NYALI
Oleh: Putu Wijaya
Penerbit: Balai Pustaka, Jakarta, 1983, 94 halaman.
Kali ini Putu Wijaya benar-benar mendongeng. Latar belakangnya
adalah sebuah kerajaan entah-berantah dalam zaman kita ini.
Dikisahkan kerajaan itu dipimpin seorang raja. Namun yang lebih
banyak menentukan dan melakukan ini-itunya adalah orang
kepercayaannya: Jenderal Leonel. Sang jenderal ini pun mempunyai
tangan kanan yang tangguh: Kolonel Krosy yang boleh dikatakan
menangani langsung kegiatan militer, tentara kerajaan.

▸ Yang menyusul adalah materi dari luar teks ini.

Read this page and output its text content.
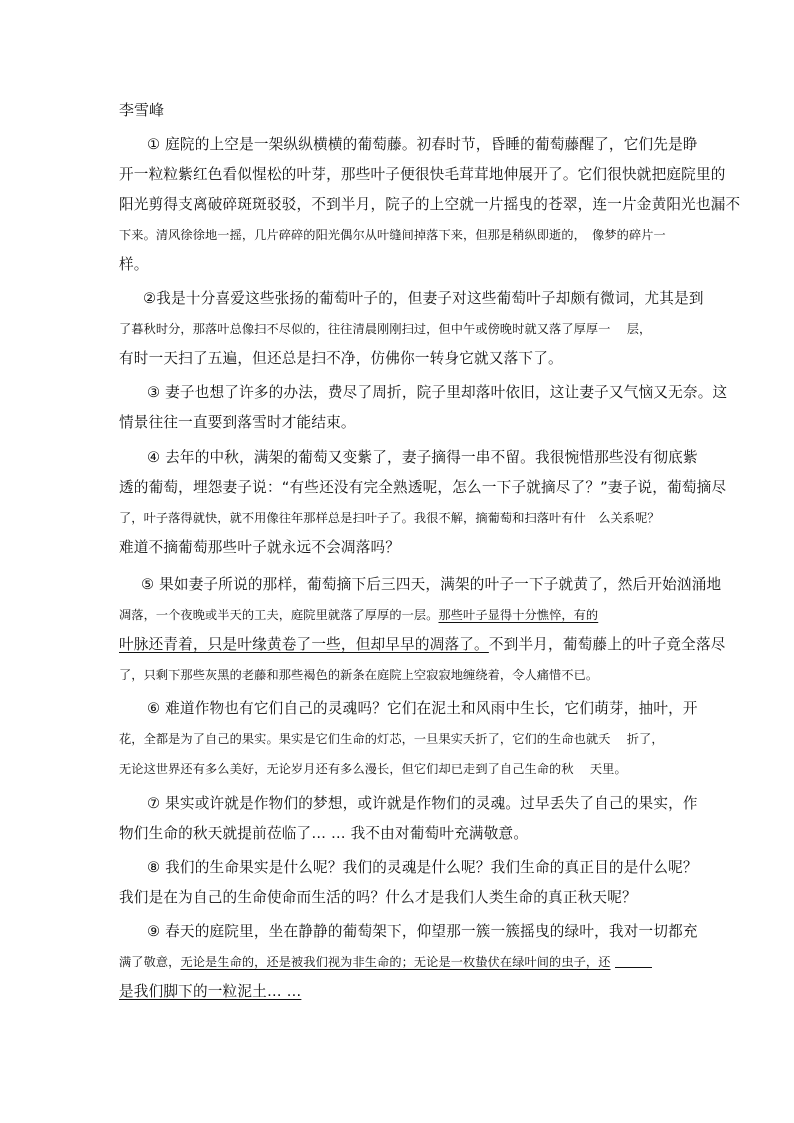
李雪峰
① 庭院的上空是一架纵纵横横的葡萄藤。初春时节，昏睡的葡萄藤醒了，它们先是睁
开一粒粒紫红色看似惺松的叶芽，那些叶子便很快毛茸茸地伸展开了。它们很快就把庭院里的
阳光剪得支离破碎斑斑驳驳，不到半月，院子的上空就一片摇曳的苍翠，连一片金黄阳光也漏不
下来。清风徐徐地一摇，几片碎碎的阳光偶尔从叶缝间掉落下来，但那是稍纵即逝的，　像梦的碎片一
样。
②我是十分喜爱这些张扬的葡萄叶子的，但妻子对这些葡萄叶子却颇有微词，尤其是到
了暮秋时分，那落叶总像扫不尽似的，往往清晨刚刚扫过，但中午或傍晚时就又落了厚厚一　 层，
有时一天扫了五遍，但还总是扫不净，仿佛你一转身它就又落下了。
③ 妻子也想了许多的办法，费尽了周折，院子里却落叶依旧，这让妻子又气恼又无奈。这
情景往往一直要到落雪时才能结束。
④ 去年的中秋，满架的葡萄又变紫了，妻子摘得一串不留。我很惋惜那些没有彻底紫
透的葡萄，埋怨妻子说：“有些还没有完全熟透呢，怎么一下子就摘尽了？”妻子说，葡萄摘尽
了，叶子落得就快，就不用像往年那样总是扫叶子了。我很不解，摘葡萄和扫落叶有什　么关系呢？
难道不摘葡萄那些叶子就永远不会凋落吗？
⑤ 果如妻子所说的那样，葡萄摘下后三四天，满架的叶子一下子就黄了，然后开始汹涌地
凋落，一个夜晚或半天的工夫，庭院里就落了厚厚的一层。那些叶子显得十分憔悴，有的
叶脉还青着，只是叶缘黄卷了一些，但却早早的凋落了。不到半月，葡萄藤上的叶子竟全落尽
了，只剩下那些灰黑的老藤和那些褐色的新条在庭院上空寂寂地缠绕着，令人痛惜不已。
⑥ 难道作物也有它们自己的灵魂吗？它们在泥土和风雨中生长，它们萌芽，抽叶，开
花，全都是为了自己的果实。果实是它们生命的灯芯，一旦果实夭折了，它们的生命也就夭　 折了，
无论这世界还有多么美好，无论岁月还有多么漫长，但它们却已走到了自己生命的秋　 天里。
⑦ 果实或许就是作物们的梦想，或许就是作物们的灵魂。过早丢失了自己的果实，作
物们生命的秋天就提前莅临了… … 我不由对葡萄叶充满敬意。
⑧ 我们的生命果实是什么呢？我们的灵魂是什么呢？我们生命的真正目的是什么呢？
我们是在为自己的生命使命而生活的吗？什么才是我们人类生命的真正秋天呢？
⑨ 春天的庭院里，坐在静静的葡萄架下，仰望那一簇一簇摇曳的绿叶，我对一切都充
满了敬意，无论是生命的，还是被我们视为非生命的；无论是一枚蛰伏在绿叶间的虫子，还
是我们脚下的一粒泥土… …
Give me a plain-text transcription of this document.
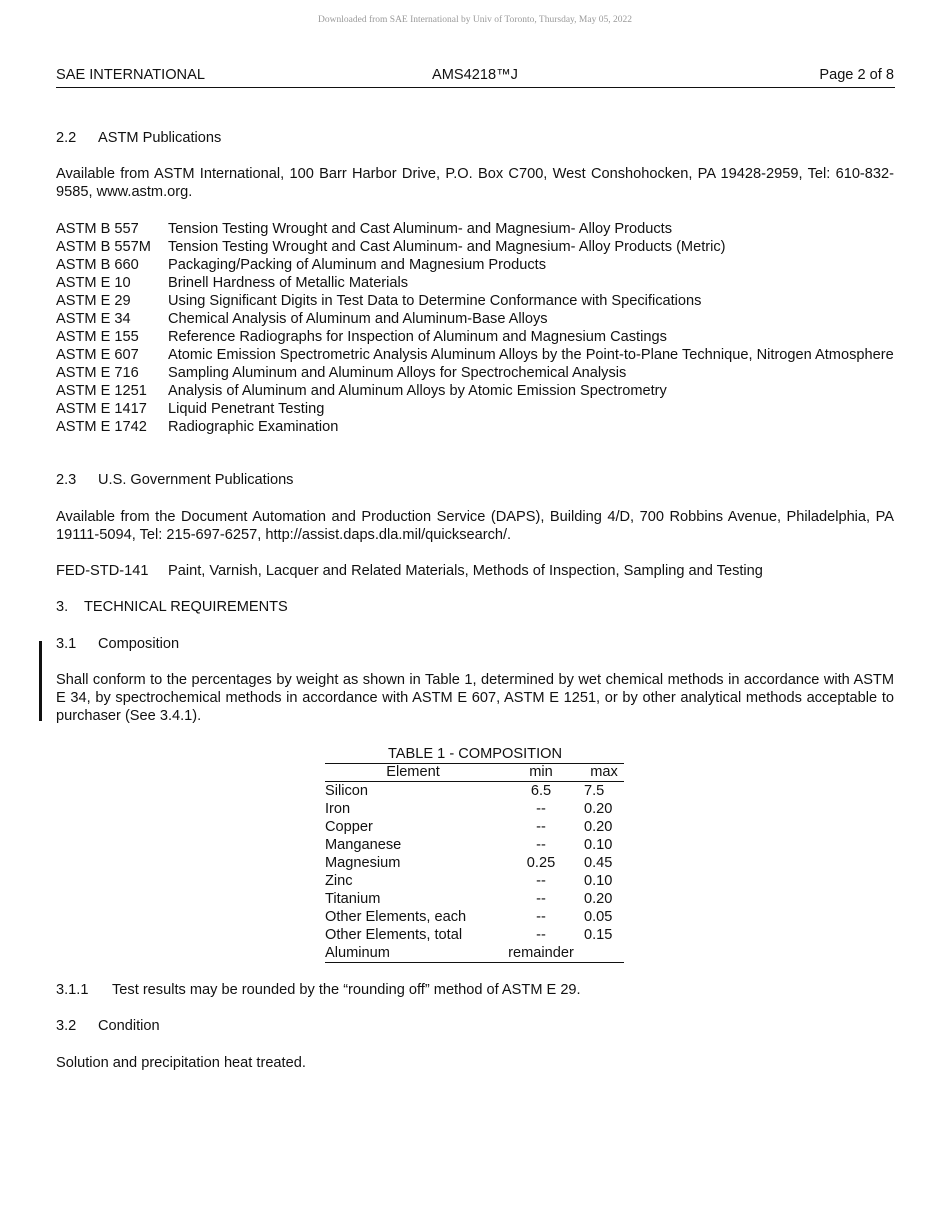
Downloaded from SAE International by Univ of Toronto, Thursday, May 05, 2022
SAE INTERNATIONAL	AMS4218™J	Page 2 of 8
2.2 ASTM Publications
Available from ASTM International, 100 Barr Harbor Drive, P.O. Box C700, West Conshohocken, PA 19428-2959, Tel: 610-832-9585, www.astm.org.
ASTM B 557	Tension Testing Wrought and Cast Aluminum- and Magnesium- Alloy Products
ASTM B 557M	Tension Testing Wrought and Cast Aluminum- and Magnesium- Alloy Products (Metric)
ASTM B 660	Packaging/Packing of Aluminum and Magnesium Products
ASTM E 10	Brinell Hardness of Metallic Materials
ASTM E 29	Using Significant Digits in Test Data to Determine Conformance with Specifications
ASTM E 34	Chemical Analysis of Aluminum and Aluminum-Base Alloys
ASTM E 155	Reference Radiographs for Inspection of Aluminum and Magnesium Castings
ASTM E 607	Atomic Emission Spectrometric Analysis Aluminum Alloys by the Point-to-Plane Technique, Nitrogen Atmosphere
ASTM E 716	Sampling Aluminum and Aluminum Alloys for Spectrochemical Analysis
ASTM E 1251	Analysis of Aluminum and Aluminum Alloys by Atomic Emission Spectrometry
ASTM E 1417	Liquid Penetrant Testing
ASTM E 1742	Radiographic Examination
2.3 U.S. Government Publications
Available from the Document Automation and Production Service (DAPS), Building 4/D, 700 Robbins Avenue, Philadelphia, PA 19111-5094, Tel: 215-697-6257, http://assist.daps.dla.mil/quicksearch/.
FED-STD-141 Paint, Varnish, Lacquer and Related Materials, Methods of Inspection, Sampling and Testing
3. TECHNICAL REQUIREMENTS
3.1 Composition
Shall conform to the percentages by weight as shown in Table 1, determined by wet chemical methods in accordance with ASTM E 34, by spectrochemical methods in accordance with ASTM E 607, ASTM E 1251, or by other analytical methods acceptable to purchaser (See 3.4.1).
TABLE 1 - COMPOSITION
Element	min	max
Silicon	6.5	7.5
Iron	--	0.20
Copper	--	0.20
Manganese	--	0.10
Magnesium	0.25	0.45
Zinc	--	0.10
Titanium	--	0.20
Other Elements, each	--	0.05
Other Elements, total	--	0.15
Aluminum	remainder
3.1.1 Test results may be rounded by the “rounding off” method of ASTM E 29.
3.2 Condition
Solution and precipitation heat treated.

Masyarakat negeri itu rupanya sedang dalam suasana yang resah.
Penyebabnya adalah gerombolan, sangat kejam dan berdisiplin
tinggi, yang berusaha terus-menerus merongrong kewibawaan
pemerintah.
Pihak kerajaan sudah lama berusaha menumpas gerombolan itu. Tapi
belum menunjukkan hasil menggembirakan. Bahkan di pihak
pemerintah malah yang banyak jadi korban. Antara lain, seorang
perwira menengah -- ayah Kolonel Krosy, yang hanya sempat
mencapai pangkat letnan kolonel.
Novel Putu ini dimulai dengan kisah seorang mata-mata tentara
kerajaan, Kropos, yang diselundupkan ke dalam gerombolan Zabaza.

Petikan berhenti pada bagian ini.